Malcolm McDowell

Malcolm McDowell
Kirk McCoy / Los Angeles Times


Malcolm McDowell
Film: South side of the 6700 block of Hollywood Boulevard
Born Malcolm John Taylor on June 13, 1943 in Leeds, England, United Kingdom

With his bloodied cane and black bowler, Malcolm McDowell became a signature symbol of brutal youth in the landmark 1971 film “A Clockwork Orange.” The role of Alex DeLarge, the malevolent leader of a band of teenage thugs in director Stanley Kubrick’s adaptation of Anthony Burgess’ dystopian sci-fi novel, also became the signature role of the actor’s nearly five-decade-long career.

The son of a pub-owner father, McDowell adopted his mother’s maiden name for his professional moniker and performed with the Royal Shakespeare Company before making his feature film debut in Lindsay Anderson’s 1968 film “If…” The impish spark in his portrayal of a private school boy who leads a rebellion caught Kubrick’s eye, and the filmmaker cast him in the star-making role as the futuristic hoodlum who is subjected to inhuman experiments to curb his appetite for violence. McDowell received a Golden Globe nomination for the film.
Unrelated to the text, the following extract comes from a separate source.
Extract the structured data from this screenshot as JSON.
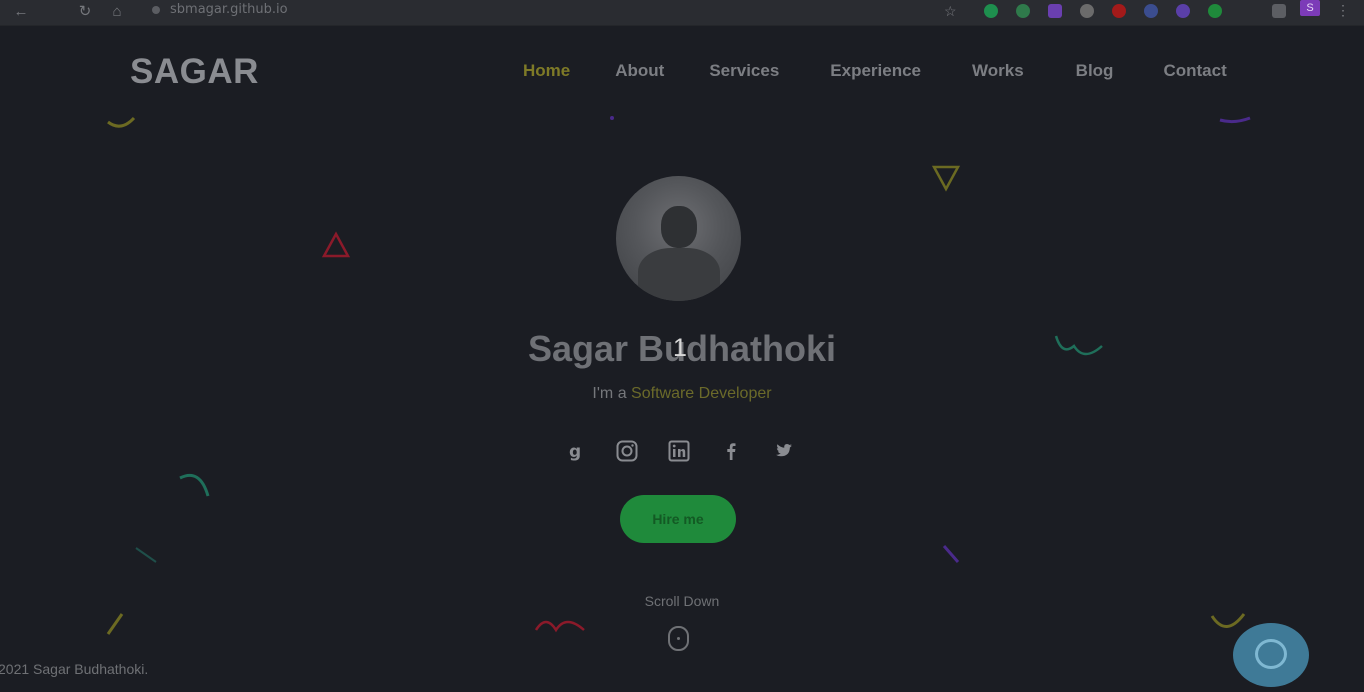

“Clockwork Orange” shocked with its scenes of rape, murder and torture. It was released in the U.S. with an X rating, though it would earn an Oscar nomination for best picture. Amid a nasty furor in 1972, Kubrick withdrew the film from circulation in England, where for more than 25 years it was illegal to show the film in theaters.
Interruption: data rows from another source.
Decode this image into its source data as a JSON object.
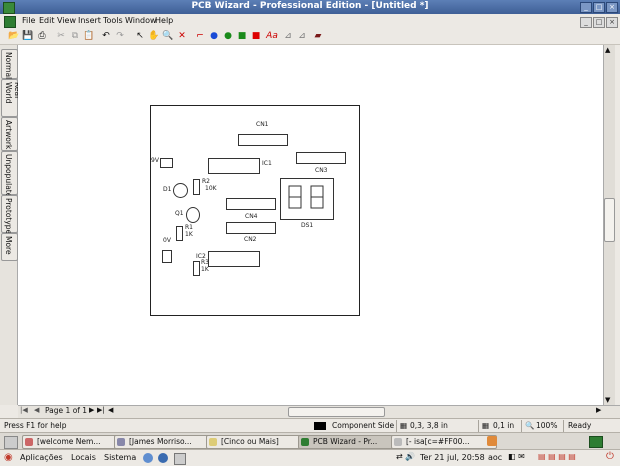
{
  "window": {
    "title": "PCB Wizard - Professional Edition - [Untitled *]"
  },
  "menu": [
    "File",
    "Edit",
    "View",
    "Insert",
    "Tools",
    "Window",
    "Help"
  ],
  "sidebar_tabs": [
    "Normal",
    "Real World",
    "Artwork",
    "Unpopulated",
    "Prototype",
    "More"
  ],
  "board": {
    "labels": {
      "cn1": "CN1",
      "cn2": "CN2",
      "cn3": "CN3",
      "cn4": "CN4",
      "ic1": "IC1",
      "ic2": "IC2",
      "ds1": "DS1",
      "d1": "D1",
      "q1": "Q1",
      "r1": "R1",
      "r1v": "1K",
      "r2": "R2",
      "r2v": "10K",
      "r3": "R3",
      "r3v": "1K",
      "v9": "9V",
      "v0": "0V"
    }
  },
  "page_nav": {
    "label": "Page 1 of 1"
  },
  "status": {
    "help": "Press F1 for help",
    "layer": "Component Side",
    "coords": "0,3, 3,8 in",
    "grid": "0,1 in",
    "zoom": "100%",
    "state": "Ready"
  },
  "taskbar": [
    "[welcome Nem...",
    "[James Morriso...",
    "[Cinco ou Mais]",
    "PCB Wizard - Pr...",
    "[- isa[c=#FF00..."
  ],
  "panel": {
    "apps": "Aplicações",
    "places": "Locais",
    "system": "Sistema",
    "clock": "Ter 21 jul, 20:58",
    "user": "aoc"
  },
  "colors": {
    "titlebar": "#4a6ba6",
    "canvas": "#ffffff",
    "accent_green": "#2e7d32"
  }
}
The controversy only added to the allure of a movie that still echoes loudly in pop culture.

“The movie hasn’t worn out its welcome at all, and I doubt it ever will,” filmmaker Steven Spielberg told The Times in 2011. “Like all of Kubrick’s films, it’s still a cautionary tale that continues to occur in the world. It was considered a revolutionary film when it came out but not really a prophetic film. But like all of Kubrick’s films, it turned out to be more prophetic than is reasonable.”

After the release of “A Clockwork Orange,” the English actor worked steadily, appearing in a raft of projects throughout the ’70s, ’80s and ’90s. Some of his most notable films from that period include “O Lucky Man!” (1973), “Caligula” (1979), “Time After Time” (1979) and “Cat People” (1982). He became known primarily as an actor who excelled in villainous parts — he even killed off Capt. Kirk in 1994’s “Star Trek: Generations.”
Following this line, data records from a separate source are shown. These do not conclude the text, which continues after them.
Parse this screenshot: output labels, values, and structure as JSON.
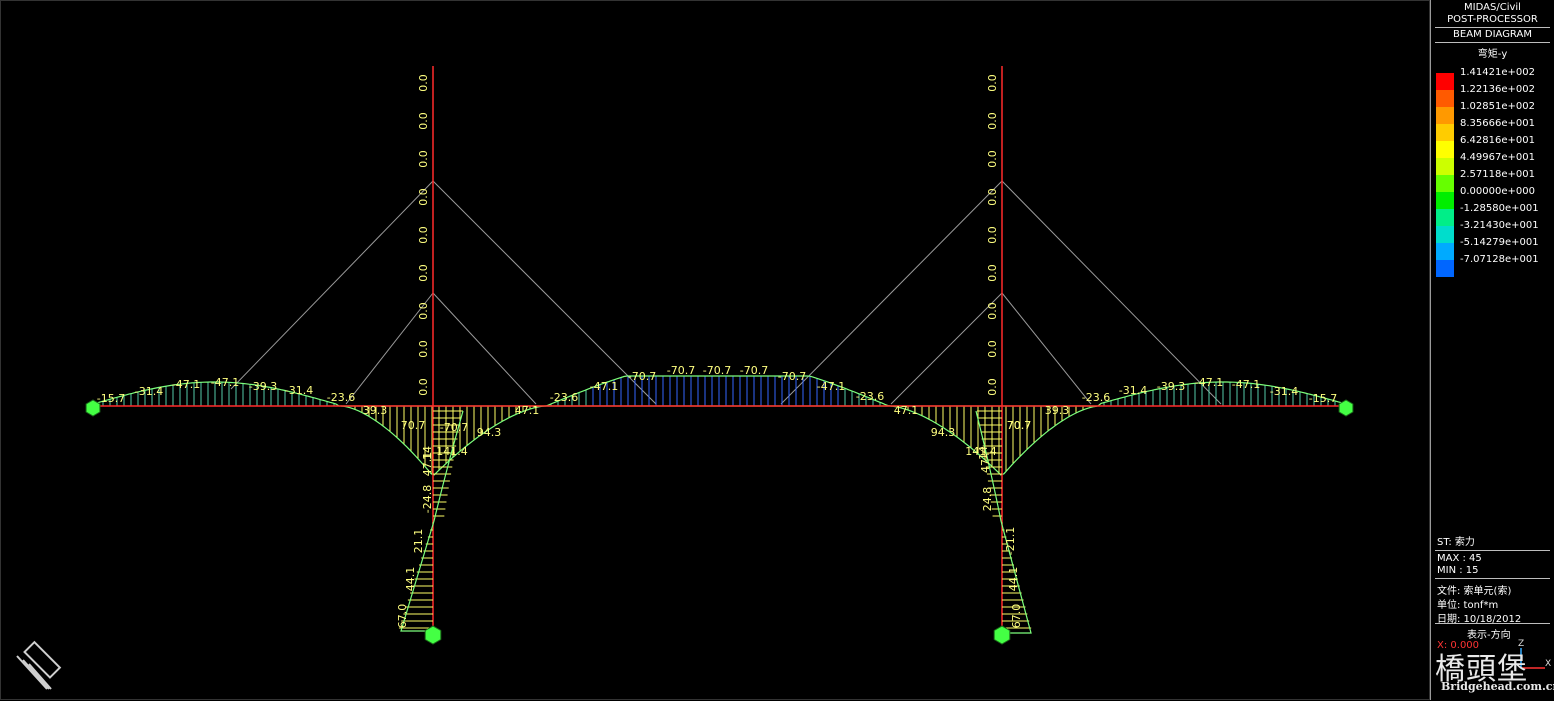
{
  "viewport": {
    "beam_labels_top": [
      "-15.7",
      "-31.4",
      "-47.1",
      "-47.1",
      "-39.3",
      "-31.4",
      "-23.6",
      "-23.6",
      "-47.1",
      "-70.7",
      "-70.7",
      "-70.7",
      "-70.7",
      "-70.7",
      "-47.1",
      "-23.6",
      "-23.6",
      "-31.4",
      "-39.3",
      "-47.1",
      "-47.1",
      "-31.4",
      "-15.7"
    ],
    "beam_labels_bottom": [
      "39.3",
      "70.7",
      "-70.7",
      "141.4",
      "94.3",
      "47.1",
      "47.1",
      "94.3",
      "70.7",
      "141.4",
      "70.7",
      "39.3"
    ],
    "tower_labels": [
      "0.0",
      "0.0",
      "0.0",
      "0.0",
      "0.0",
      "0.0",
      "0.0",
      "0.0",
      "0.0"
    ],
    "pier_left_labels": [
      "67.0",
      "44.1",
      "21.1",
      "-24.8",
      "47.1",
      "14"
    ],
    "pier_right_labels": [
      "67.0",
      "44.1",
      "-21.1",
      "24.8",
      "47",
      "14"
    ]
  },
  "legend": {
    "title_lines": [
      "MIDAS/Civil",
      "POST-PROCESSOR"
    ],
    "subtitle": "BEAM DIAGRAM",
    "component": "弯矩-y",
    "scale": [
      {
        "color": "#ff0000",
        "label": "1.41421e+002"
      },
      {
        "color": "#ff5a00",
        "label": "1.22136e+002"
      },
      {
        "color": "#ff9900",
        "label": "1.02851e+002"
      },
      {
        "color": "#ffcc00",
        "label": "8.35666e+001"
      },
      {
        "color": "#ffff00",
        "label": "6.42816e+001"
      },
      {
        "color": "#ccff00",
        "label": "4.49967e+001"
      },
      {
        "color": "#66ff00",
        "label": "2.57118e+001"
      },
      {
        "color": "#00ee00",
        "label": "0.00000e+000"
      },
      {
        "color": "#00ee88",
        "label": "-1.28580e+001"
      },
      {
        "color": "#00ddcc",
        "label": "-3.21430e+001"
      },
      {
        "color": "#00aaff",
        "label": "-5.14279e+001"
      },
      {
        "color": "#0066ff",
        "label": "-7.07128e+001"
      }
    ],
    "st": "ST: 索力",
    "max": "MAX : 45",
    "min": "MIN : 15",
    "file": "文件: 索单元(索)",
    "unit": "单位: tonf*m",
    "date": "日期: 10/18/2012",
    "view_dir": "表示-方向",
    "x": "X: 0.000",
    "z_axis": "Z",
    "x_axis": "X"
  },
  "watermark": {
    "cn": "橋頭堡",
    "url": "Bridgehead.com.cn"
  },
  "colors": {
    "beam": "#ff2a2a",
    "fill_pos": "#ffff66",
    "fill_neg": "#3366ff",
    "curve": "#7cff7c",
    "label": "#ffff80"
  }
}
In terms of television, McDowell starred in a short-lived revamp of the popular 1970s series “Fantasy Island” and has had recurring roles in HBO’s “Entourage,” NBC’s “Heroes” and CBS’ “The Mentalist.” He had guest-starring turns on such procedural dramas as “Law and Order: Criminal Intent” and “CSI: Miami.” He’s also appeared in a number of straight-to-video titles and lent his distinctive voice to video games.

Although he has said that he for years resented the shadow that the character of Alex cast over his career, he’s now come to recognize the importance of the role.

“For years, I didn’t see the same film everybody saw,” McDowell told The Times in 2011. “It was 10 years ago in Los Angeles when I went to a screening of it and I couldn’t believe what I saw, the accomplishment of the movie, the pure talent of Stanley Kubrick. In truth, that’s when I began to look back in a different way.”

He resides in Ojai with his wife Kelley and their three sons.